In order for irradiation to have any physiological effects, it is necessary that a particular wavelength of irradiation is absorbed by some component / molecules in cells. For the wavelengths used in photobiomodulation, it is thought that the responding units are located in the cellular mitochondria (subunits in most cells, involved in energy production and release, via respiration). Specifically, it is thought that the copper ions in a large protein complex (cytochrome c oxidase; a vital part of the processing of oxygen molecules at the cell membrane level) are the chromophores responsive at these wavelengths. Accordingly, it should be expected that cells with high levels of mitochondria and related metabolic activities should be responsive to photobiomoduation (skin cells have low levels of mitochondria). It is not entirely clear how photobiomodulation appears to affect mainly damaged cells and tissues; some hypotheses about this await confirmation (or rejection).

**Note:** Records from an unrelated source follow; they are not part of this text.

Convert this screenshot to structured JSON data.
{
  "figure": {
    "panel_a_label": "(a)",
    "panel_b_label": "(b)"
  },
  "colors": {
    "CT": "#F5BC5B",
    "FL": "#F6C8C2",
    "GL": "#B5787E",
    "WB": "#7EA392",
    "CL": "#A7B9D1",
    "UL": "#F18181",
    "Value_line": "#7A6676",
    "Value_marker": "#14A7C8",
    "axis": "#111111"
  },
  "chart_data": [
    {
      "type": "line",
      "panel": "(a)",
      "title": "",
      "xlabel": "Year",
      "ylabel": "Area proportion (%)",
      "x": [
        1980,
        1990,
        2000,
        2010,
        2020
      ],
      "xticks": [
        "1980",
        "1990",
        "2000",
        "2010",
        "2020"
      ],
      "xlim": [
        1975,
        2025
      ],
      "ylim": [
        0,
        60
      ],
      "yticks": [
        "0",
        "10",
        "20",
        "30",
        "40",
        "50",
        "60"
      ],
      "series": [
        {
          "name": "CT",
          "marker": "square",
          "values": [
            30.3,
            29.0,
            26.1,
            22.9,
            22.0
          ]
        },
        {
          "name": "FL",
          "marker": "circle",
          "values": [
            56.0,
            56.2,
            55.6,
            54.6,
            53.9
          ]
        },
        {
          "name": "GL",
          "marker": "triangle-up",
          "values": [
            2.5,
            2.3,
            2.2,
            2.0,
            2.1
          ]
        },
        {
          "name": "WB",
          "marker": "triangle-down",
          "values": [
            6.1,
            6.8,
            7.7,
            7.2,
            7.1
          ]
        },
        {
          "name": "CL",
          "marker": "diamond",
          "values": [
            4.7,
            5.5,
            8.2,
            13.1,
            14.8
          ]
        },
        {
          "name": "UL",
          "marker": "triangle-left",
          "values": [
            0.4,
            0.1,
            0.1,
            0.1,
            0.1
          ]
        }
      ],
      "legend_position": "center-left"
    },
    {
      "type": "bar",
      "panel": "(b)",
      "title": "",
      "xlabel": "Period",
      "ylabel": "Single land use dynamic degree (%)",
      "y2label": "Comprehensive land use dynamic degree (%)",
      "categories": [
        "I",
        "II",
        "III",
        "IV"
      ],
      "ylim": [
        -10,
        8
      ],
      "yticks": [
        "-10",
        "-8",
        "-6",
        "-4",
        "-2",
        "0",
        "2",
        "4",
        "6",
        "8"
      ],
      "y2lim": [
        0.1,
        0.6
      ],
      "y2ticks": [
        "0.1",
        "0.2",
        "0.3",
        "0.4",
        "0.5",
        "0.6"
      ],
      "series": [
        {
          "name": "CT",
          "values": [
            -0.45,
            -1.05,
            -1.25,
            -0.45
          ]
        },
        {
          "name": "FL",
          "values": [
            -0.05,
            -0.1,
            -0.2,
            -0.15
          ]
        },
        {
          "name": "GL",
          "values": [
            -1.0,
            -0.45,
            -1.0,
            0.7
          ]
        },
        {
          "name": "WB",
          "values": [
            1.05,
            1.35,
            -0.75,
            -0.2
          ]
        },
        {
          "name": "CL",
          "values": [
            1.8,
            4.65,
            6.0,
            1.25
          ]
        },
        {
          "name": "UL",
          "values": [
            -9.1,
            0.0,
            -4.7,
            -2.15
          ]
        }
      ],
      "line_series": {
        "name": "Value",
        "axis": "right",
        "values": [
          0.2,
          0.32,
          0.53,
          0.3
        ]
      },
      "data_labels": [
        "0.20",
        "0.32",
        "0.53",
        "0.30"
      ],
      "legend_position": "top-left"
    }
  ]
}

There is a lack of systematic studies in the literature, the exact nature of the causes of experimentally observed increased cell proliferation remains unclear. It is not known if the effects are photothermal, photochemical or photomechanical in nature. Whilst some rodent-model studies demonstrate improvements in the healing of surgical wounds, the effects are not reproduced on pig skin (much more similar to human skin). Similarly, beneficial effects on superficial wound healing in humans reported in small-scale observational studies were not confirmed in larger studies.

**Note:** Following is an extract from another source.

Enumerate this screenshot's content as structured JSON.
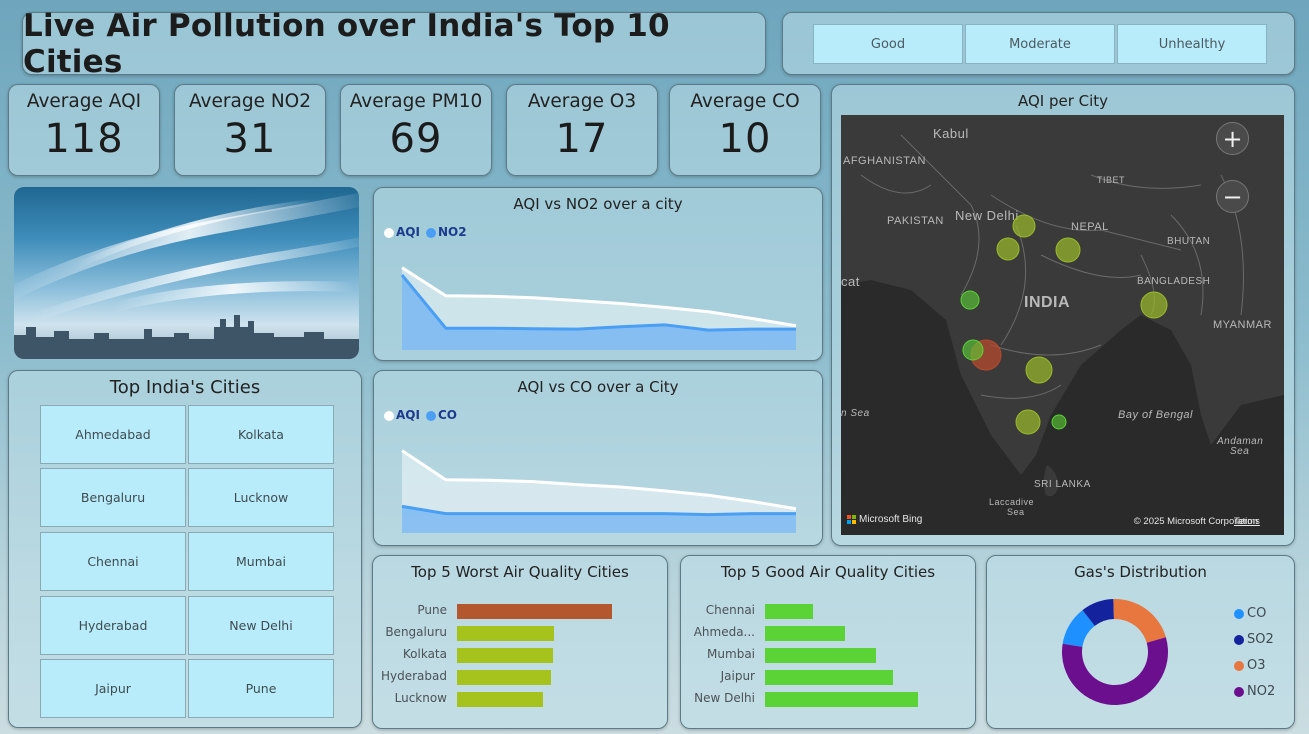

Roughly in line with the predictions of the assumed mitochondrial activation mechanisms at work (increasing the release of growth factors, for example), in the laboratory low doses of photobiomodulation irradiation have been shown to enhance the proliferation (growth rate) of endothelial cells, lymphocytes, fibroblasts and keratinocytes. Leading to enhanced vascularisation and angiogenesis as well as increasing collagen production, one might thus expect that photobiomodulation could have a beneficial effect on the healing of acute or chronic wounds. It should also be kept in mind that increasing angiogenesis is not at all desirable in the context of malignant growth, and questions as to the safety of photobiomodulation in those circumstances have been raised repeatedly. A very recent study finds no evidence that photobiomodulation has effects on overall and disease-free survival times, and time to local recurrences in patients with head and neck malignancies treated with radio- or chemoradiotherapy.

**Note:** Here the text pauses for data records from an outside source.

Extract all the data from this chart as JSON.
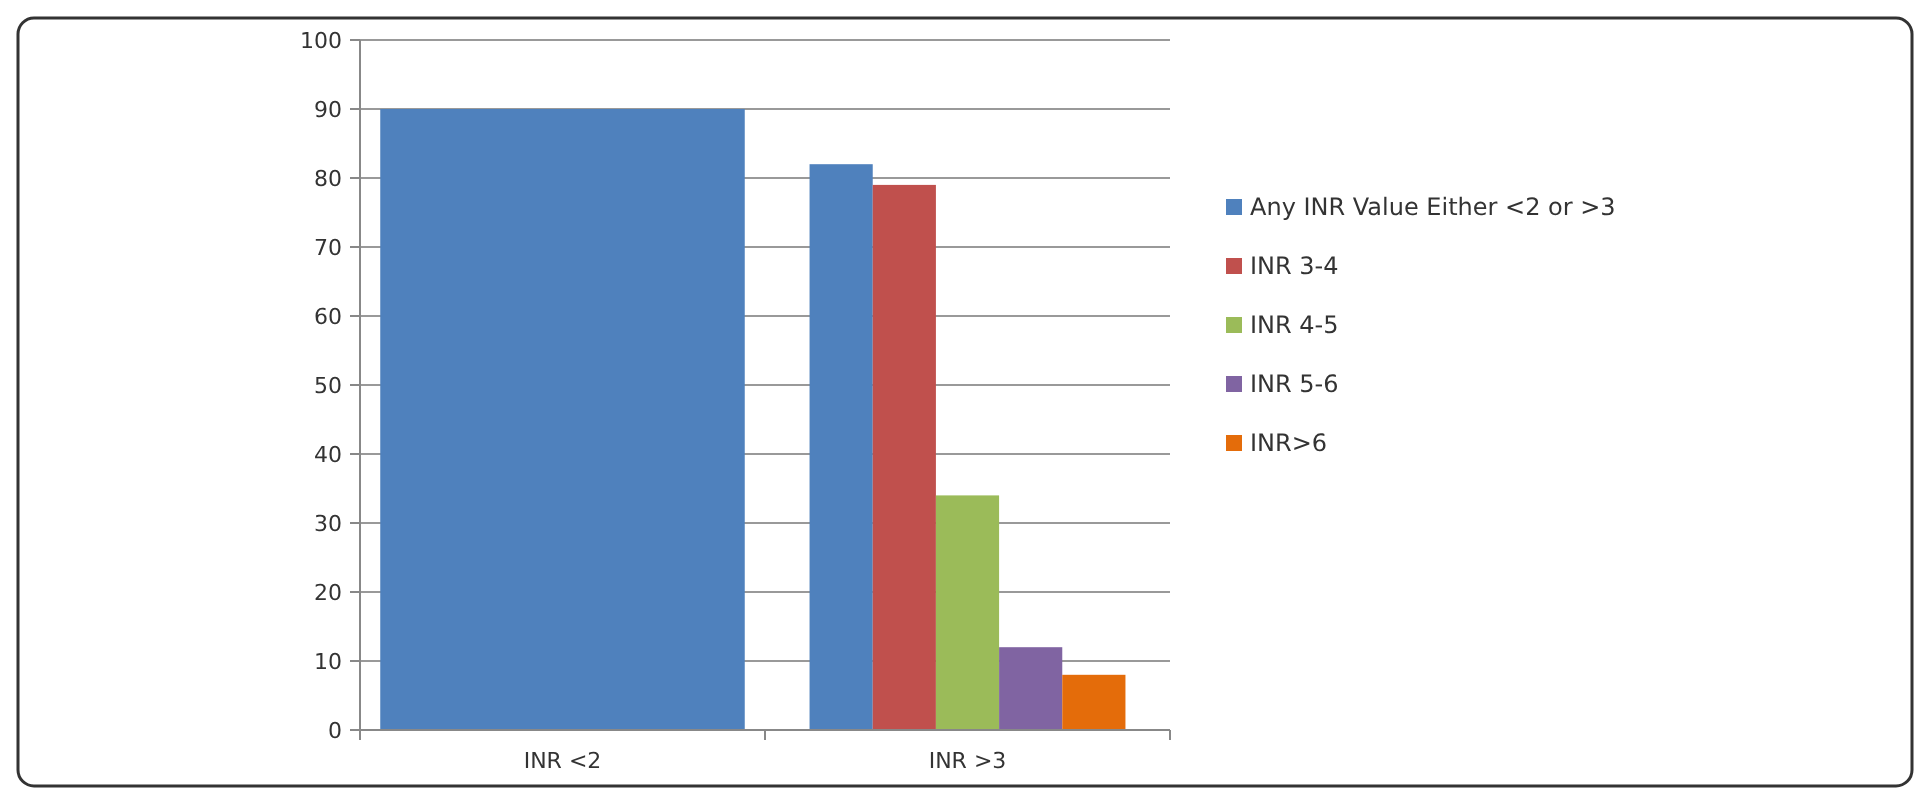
{
  "chart_data": {
    "type": "bar",
    "categories": [
      "INR <2",
      "INR >3"
    ],
    "series": [
      {
        "name": "Any INR Value Either <2 or >3",
        "color": "#4f81bd",
        "values": [
          90,
          82
        ]
      },
      {
        "name": "INR 3-4",
        "color": "#c0504d",
        "values": [
          null,
          79
        ]
      },
      {
        "name": "INR 4-5",
        "color": "#9bbb59",
        "values": [
          null,
          34
        ]
      },
      {
        "name": "INR 5-6",
        "color": "#8064a2",
        "values": [
          null,
          12
        ]
      },
      {
        "name": "INR>6",
        "color": "#e46c0a",
        "values": [
          null,
          8
        ]
      }
    ],
    "ylim": [
      0,
      100
    ],
    "yticks": [
      0,
      10,
      20,
      30,
      40,
      50,
      60,
      70,
      80,
      90,
      100
    ],
    "grid": "y",
    "legend": "right"
  }
}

This is a relevant point because photobiomodulation has been reported in attempts to prevent and/or treat oral mucositis and mucosal necrosis occurring during and after radiotherapy treatment applied to the head and neck region. The results of the mostly small observational studies are inconclusive and at best there is weak evidence for slightly faster healing. Photobiomodulation has been suggested as an adjuvant therapy for a number of maxillofacial conditions, including various neuropathic pain syndromes, oral lichen planus, periodontal disease and postoperative management following third molar surgery. In all of these cases there is no robust evidence for the efficacy of photobiomodulation treatments provided by mostly poor-quality studies.